Implementation of CGCI has been delayed indefinitely beyond the January 1, 2011 deadline due to issues that arose after public review of the third draft. The third draft, which was made public December 2010, contains substantial revisions, including scaled back manufacturer and retailer compliance requirements that were not well received by the environmental community. DTSCs newest draft has made the following changes:
- All references of nanotechnology are excluded (nano referring to materials with dimensions of 1,000 nanometers or smaller); this change is significant because it would have been considered the most significant attempt to regulate nanomaterials based on environmental or health impacts.

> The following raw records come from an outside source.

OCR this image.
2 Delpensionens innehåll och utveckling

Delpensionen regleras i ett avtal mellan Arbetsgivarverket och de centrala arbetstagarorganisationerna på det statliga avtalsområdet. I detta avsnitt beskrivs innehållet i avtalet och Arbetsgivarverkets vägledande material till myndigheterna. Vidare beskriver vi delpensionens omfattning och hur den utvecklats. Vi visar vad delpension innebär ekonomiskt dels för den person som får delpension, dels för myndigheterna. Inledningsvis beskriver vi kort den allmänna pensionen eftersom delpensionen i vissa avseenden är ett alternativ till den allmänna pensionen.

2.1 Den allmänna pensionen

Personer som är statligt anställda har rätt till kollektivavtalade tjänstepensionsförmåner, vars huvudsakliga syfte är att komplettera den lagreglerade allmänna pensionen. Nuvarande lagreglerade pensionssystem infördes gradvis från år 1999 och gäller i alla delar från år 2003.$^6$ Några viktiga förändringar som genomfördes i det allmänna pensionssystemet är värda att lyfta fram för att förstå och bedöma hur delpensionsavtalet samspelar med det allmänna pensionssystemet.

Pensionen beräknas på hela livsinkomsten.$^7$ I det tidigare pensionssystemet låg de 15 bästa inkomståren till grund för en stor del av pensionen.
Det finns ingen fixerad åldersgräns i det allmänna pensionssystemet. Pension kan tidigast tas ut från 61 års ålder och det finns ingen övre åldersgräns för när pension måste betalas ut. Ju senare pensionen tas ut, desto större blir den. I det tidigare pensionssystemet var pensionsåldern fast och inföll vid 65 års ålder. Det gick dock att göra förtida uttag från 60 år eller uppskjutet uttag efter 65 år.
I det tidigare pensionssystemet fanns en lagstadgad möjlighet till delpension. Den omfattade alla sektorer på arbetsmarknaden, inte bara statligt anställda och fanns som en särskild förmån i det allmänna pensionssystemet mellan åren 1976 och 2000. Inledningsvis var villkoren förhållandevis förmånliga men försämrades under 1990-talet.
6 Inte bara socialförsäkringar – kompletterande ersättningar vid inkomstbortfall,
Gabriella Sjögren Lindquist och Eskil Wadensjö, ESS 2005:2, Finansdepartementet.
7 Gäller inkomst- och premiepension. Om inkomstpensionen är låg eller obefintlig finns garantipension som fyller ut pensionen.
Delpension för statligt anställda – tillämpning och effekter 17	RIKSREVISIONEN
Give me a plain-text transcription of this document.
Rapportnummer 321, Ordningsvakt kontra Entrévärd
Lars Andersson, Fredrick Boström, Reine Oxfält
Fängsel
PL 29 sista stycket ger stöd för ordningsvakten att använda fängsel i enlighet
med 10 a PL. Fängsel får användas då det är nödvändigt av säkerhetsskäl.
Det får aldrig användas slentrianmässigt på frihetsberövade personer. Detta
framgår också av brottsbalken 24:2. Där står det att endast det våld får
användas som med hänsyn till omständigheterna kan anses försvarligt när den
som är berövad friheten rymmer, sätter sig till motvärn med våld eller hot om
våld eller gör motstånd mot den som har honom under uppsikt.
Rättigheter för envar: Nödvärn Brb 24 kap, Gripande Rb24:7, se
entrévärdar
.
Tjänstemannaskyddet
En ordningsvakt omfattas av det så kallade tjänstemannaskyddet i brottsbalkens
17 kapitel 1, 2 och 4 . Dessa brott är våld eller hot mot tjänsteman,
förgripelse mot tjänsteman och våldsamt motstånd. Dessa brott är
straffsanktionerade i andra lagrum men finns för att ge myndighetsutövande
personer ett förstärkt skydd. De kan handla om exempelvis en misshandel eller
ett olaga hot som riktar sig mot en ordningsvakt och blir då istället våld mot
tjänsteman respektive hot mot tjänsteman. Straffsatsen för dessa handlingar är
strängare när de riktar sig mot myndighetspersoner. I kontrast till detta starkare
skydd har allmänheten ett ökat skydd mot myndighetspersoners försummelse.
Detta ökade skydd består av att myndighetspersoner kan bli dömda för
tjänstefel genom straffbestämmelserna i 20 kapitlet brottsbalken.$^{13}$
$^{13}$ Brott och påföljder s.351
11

- The new draft redefines “responsible entities,” which originally referred to the entire business chain of consumer products distribution, including manufacturers, brand name owners, importers, distributors, and retailers, “responsible entities is now limited to manufacturers and retailers .
- DTSC prioritizes Children's products, personal care products and household products until 2016, after that point all consumer products.
- The new proposed regulations also eliminate the requirement that the DTSC develop a list of chemicals of consideration and products under consideration.